Cet ouvrage était assez important car on y dénombrait la présence de 226 hommes sous les ordres du capitaine Gilotte.
Devant lui, à sa gauche, il flanquait l’ouvrage d’infanterie des Granges Communes commandé par le lieutenant Boileau avec un effectif de 32 combattants.
Plus loin, vers l’est, au-delà du vieux camp des Fourches et dominant la cuvette du Salso Moreno, l’ouvrage des Fourches de la ligne des AP, à six blocs dont deux dotés de mitrailleuses, dirigé par le lieutenant Costa avait un rôle important. Il était accompagné du PA du vieux fortin de Pelousette où se tenait une petite garnison d’un groupe armé de FM 24/29 et de mortiers de 60 mm.
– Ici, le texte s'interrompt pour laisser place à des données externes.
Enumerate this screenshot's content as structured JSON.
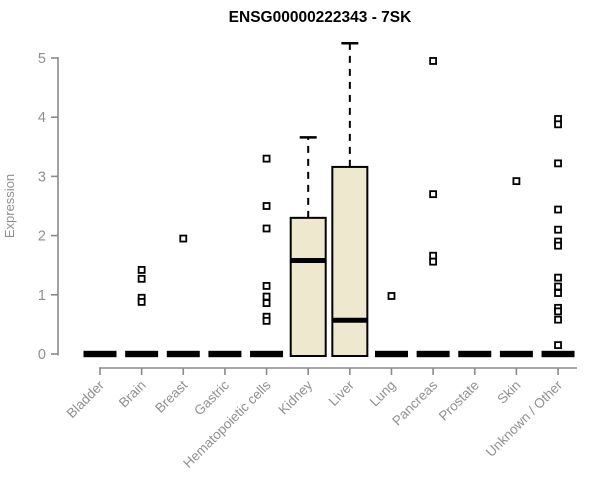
{
  "chart_data": {
    "type": "boxplot",
    "title": "ENSG00000222343 - 7SK",
    "ylabel": "Expression",
    "xlabel": "",
    "ylim": [
      0,
      5
    ],
    "yticks": [
      0,
      1,
      2,
      3,
      4,
      5
    ],
    "grid": false,
    "legend": "none",
    "categories": [
      "Bladder",
      "Brain",
      "Breast",
      "Gastric",
      "Hematopoietic cells",
      "Kidney",
      "Liver",
      "Lung",
      "Pancreas",
      "Prostate",
      "Skin",
      "Unknown / Other"
    ],
    "boxes": [
      {
        "category": "Bladder",
        "q1": 0,
        "median": 0,
        "q3": 0,
        "whisker_low": 0,
        "whisker_high": 0,
        "outliers": []
      },
      {
        "category": "Brain",
        "q1": 0,
        "median": 0,
        "q3": 0,
        "whisker_low": 0,
        "whisker_high": 0,
        "outliers": [
          1.42,
          1.27,
          0.95,
          0.88
        ]
      },
      {
        "category": "Breast",
        "q1": 0,
        "median": 0,
        "q3": 0,
        "whisker_low": 0,
        "whisker_high": 0,
        "outliers": [
          1.95
        ]
      },
      {
        "category": "Gastric",
        "q1": 0,
        "median": 0,
        "q3": 0,
        "whisker_low": 0,
        "whisker_high": 0,
        "outliers": []
      },
      {
        "category": "Hematopoietic cells",
        "q1": 0,
        "median": 0,
        "q3": 0,
        "whisker_low": 0,
        "whisker_high": 0,
        "outliers": [
          3.3,
          2.5,
          2.12,
          1.15,
          0.97,
          0.86,
          0.63,
          0.56
        ]
      },
      {
        "category": "Kidney",
        "q1": 0,
        "median": 1.58,
        "q3": 2.3,
        "whisker_low": 0,
        "whisker_high": 3.66,
        "outliers": []
      },
      {
        "category": "Liver",
        "q1": 0,
        "median": 0.57,
        "q3": 3.16,
        "whisker_low": 0,
        "whisker_high": 5.25,
        "outliers": []
      },
      {
        "category": "Lung",
        "q1": 0,
        "median": 0,
        "q3": 0,
        "whisker_low": 0,
        "whisker_high": 0,
        "outliers": [
          0.98
        ]
      },
      {
        "category": "Pancreas",
        "q1": 0,
        "median": 0,
        "q3": 0,
        "whisker_low": 0,
        "whisker_high": 0,
        "outliers": [
          4.95,
          2.7,
          1.66,
          1.56
        ]
      },
      {
        "category": "Prostate",
        "q1": 0,
        "median": 0,
        "q3": 0,
        "whisker_low": 0,
        "whisker_high": 0,
        "outliers": []
      },
      {
        "category": "Skin",
        "q1": 0,
        "median": 0,
        "q3": 0,
        "whisker_low": 0,
        "whisker_high": 0,
        "outliers": [
          2.92
        ]
      },
      {
        "category": "Unknown / Other",
        "q1": 0,
        "median": 0,
        "q3": 0,
        "whisker_low": 0,
        "whisker_high": 0,
        "outliers": [
          3.97,
          3.88,
          3.22,
          2.44,
          2.1,
          1.9,
          1.83,
          1.29,
          1.14,
          1.03,
          0.78,
          0.72,
          0.58,
          0.15
        ]
      }
    ],
    "colors": {
      "box_fill": "#EDE8CE",
      "box_stroke": "#000000",
      "median": "#000000",
      "whisker": "#000000",
      "outlier_stroke": "#000000",
      "outlier_fill": "#ffffff",
      "axis_line": "#8a8a8a",
      "tick_label": "#909090",
      "title": "#000000"
    }
  }
}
Enfin plus au sud, se tenait l’avant-poste du Pra à 5 blocs dont deux comportant des casemates pour mitrailleuses du lieutenant Josserand
Rougna.
Enfin, le quartier Rougna était tenu par le 2e bataillon du 299e régiment d'infanterie alpine (RIA) sous les ordres du commandant Chamousy et son PC était au col de Colombart. Le dispositif était composé de l’AP de Saint-Dalmas-le-Selvage, le PA du Lauzarouotte et le PA de Las Planas.
Sur la ligne de résistance, l’ouvrage de la Moutière à 5 blocs complétait l’ensemble.
Il était commandé par le lieutenant Taxil et celui du Pra. Ce sous-secteur de Jausiers bénéficiait de l’appui de l’artillerie assez imposante avec quatre groupements d’appui direct ou d’action d’ensemble :
- Groupement B1 avec les 2 pièces de casemate de 95 mm modèle 1888 de la Batterie de Cuguret, adapté au quartier des Sagnes (lieutenant Ravet du 162e régiment d'artillerie de position (RAP)).
- Groupement B2 (capitaine Martin du 162e RAP) avec 5 pièces (2 de 75 mm/32 et 1 de 75 mm/31 de l’ouvrage de Restefond et 2 de 65 mm de montagne (65 M) au faux col de Restefond), adapté au quartier Restefond.
- Groupement B3 (chef d’escadron de Laffon du 93e régiment d'artillerie de montagne (RAM) avec 16 pièces (2 de 65 M au faux col de Restefond, 2 de 75 mm au col de la Moutière, 12 de 75 mm de montagne à Mauvaise Côte et à la Bergerie au sud de Restefond), adapté au quartier Rougna.
- Groupement B4 d’action d’ensemble (chef d’escadron Perroy du 162e RAP) avec 8 pièces (4 de 155 mm L au Casernement de Restefond et 4 de 155 mm C au col de Restefond).
L’importance de la neige a rendu l’occupation des ouvrages assez pénible et terminée juste à temps le 11 juin.
- 16 juin : des Transalpins désirant s’infiltrer n’insistent pas après avoir reçu des obus vers les maisons forestières de Tortissa.
- Ce n’est que le 21 juin, que deux compagnies italiennes sont bloquées sur une ligne Pas de la Cavale et lac d’Agnelle.
- Le 23 juin, tirs d’artillerie italiens sur les Fourches.
Nouvelles tentatives d’infiltration u niveau du col de Pourriac y compris au niveau du col des quartiers d’août où le mortier de casemate de 75 mm de Restefond réglé par le lieutenant Charles intervient. - Idem le lendemain où dans la nuit, tous les canons du groupement B 3 de Restefond tirent sur tous les passages ennemis repérés et même en Italie avec des coups du 155 mm L sur les lacets de la descente du col de Larche et sur le village de Bersezio.